Ricette e brevetti: diritto o limite alla creatività?
Il diritto d’autore in cucina è da anni al centro di accese discussioni: è possibile brevettare una ricetta o si rischia di ostacolare la creatività?
Non solo gli chef inventano ricette. Chiunque sia appassionato e dotato di creatività può scoprire piatti nuovi e sperimentare accostamenti eccentrici.da anni il diritto d'autore in cucina è al centro di accese discussioni Ma c’è un dubbio che da tempo alimenta accese discussioni: è possibile far valere il diritto d’autore anche in cucina? La spinosa questione, che negli anni ha chiamato in causa giuristi e grandi cuochi, viene affrontata anche nel libro Food Law: la tutela della creatività in cucina, Edizioni PLAN. Gli autori Carmine Coviello e Davide Mondin, entrambi avvocati e docenti Alma, famosa scuola di cucina, hanno messo nero su bianco le loro ricerche, durate ben tre anni, con l’obiettivo di fare chiarezza.

Su una cosa non si discute: le ricette sono opere creative a tutti gli effetti, e, in quanto tali, la volontà di proteggerle da imitazioni è più che leggittima. “Per prima cosa – chiarisce Carmine Coviello – bisogna trovare gli elementi che facciano di un piatto un’opera creativa”. Occorre cioè che l’autore fornisca il proprio apporto personale, in modo da rendere l’opera gastronomica diversa da quelle già esistenti. Può trattarsi di ingredienti mai considerati o, se già noti, associati in modo inedito; di una struttura fisica sconosciuta o dell’aspetto inusuale del piatto. Anche un nome mai utilizzato prima può fare la differenza: se i requisiti ci sono, è possibile procedere con la tutela legale. Quest’ultima riguarda innanzitutto la ricetta in sé, ovvero la spiegazione relativa al procedimento. “L’arte culinaria – sottolinea ancora Coviello – è forse la più completa tra le arti, perché coinvolge i cinque sensi: gusto, olfatto, vista, tatto e anche udito”. Altra forma di tutela è il brevetto, che riguarda i prodotti riproducibili industrialmente: le Marille di Giorgetto Giugiaro per Voiello, ad esempio, sono state depositate nel 1983.

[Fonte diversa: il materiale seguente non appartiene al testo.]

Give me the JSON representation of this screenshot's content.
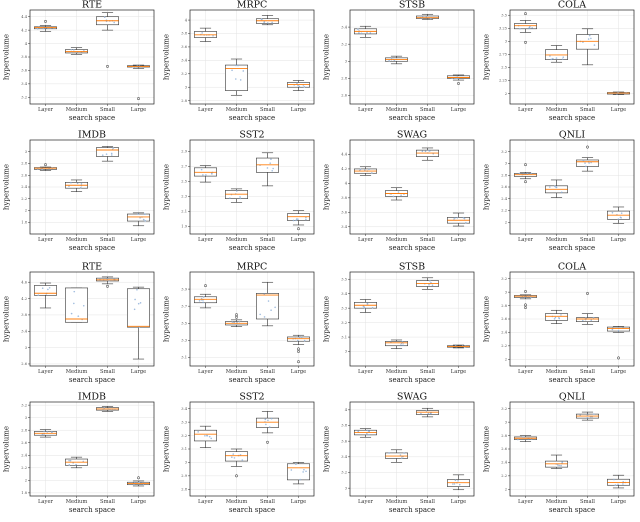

C’è poi il problema estetico del piatto, inteso come opera di design. In questo caso non è tanto la ricetta a contare, quanto la composizione finale. Ma non si rischia di ostacolare la libera circolazione della creatività? Verrebbe da pensarlo. “Sicuramente – spiega Davide Mondin– c’è una tradizione gastronomica che è e deve rimanere patrimonio della collettività. Accanto a questa, però, esistono prodotti ascrivibili al genio di singoli operatori”. Difendere l’originalità, in altre parole, non significa contrastare la creatività bensì stimolarla. E voi, siete favorevoli o contrari al diritto d’autore tra i fornelli?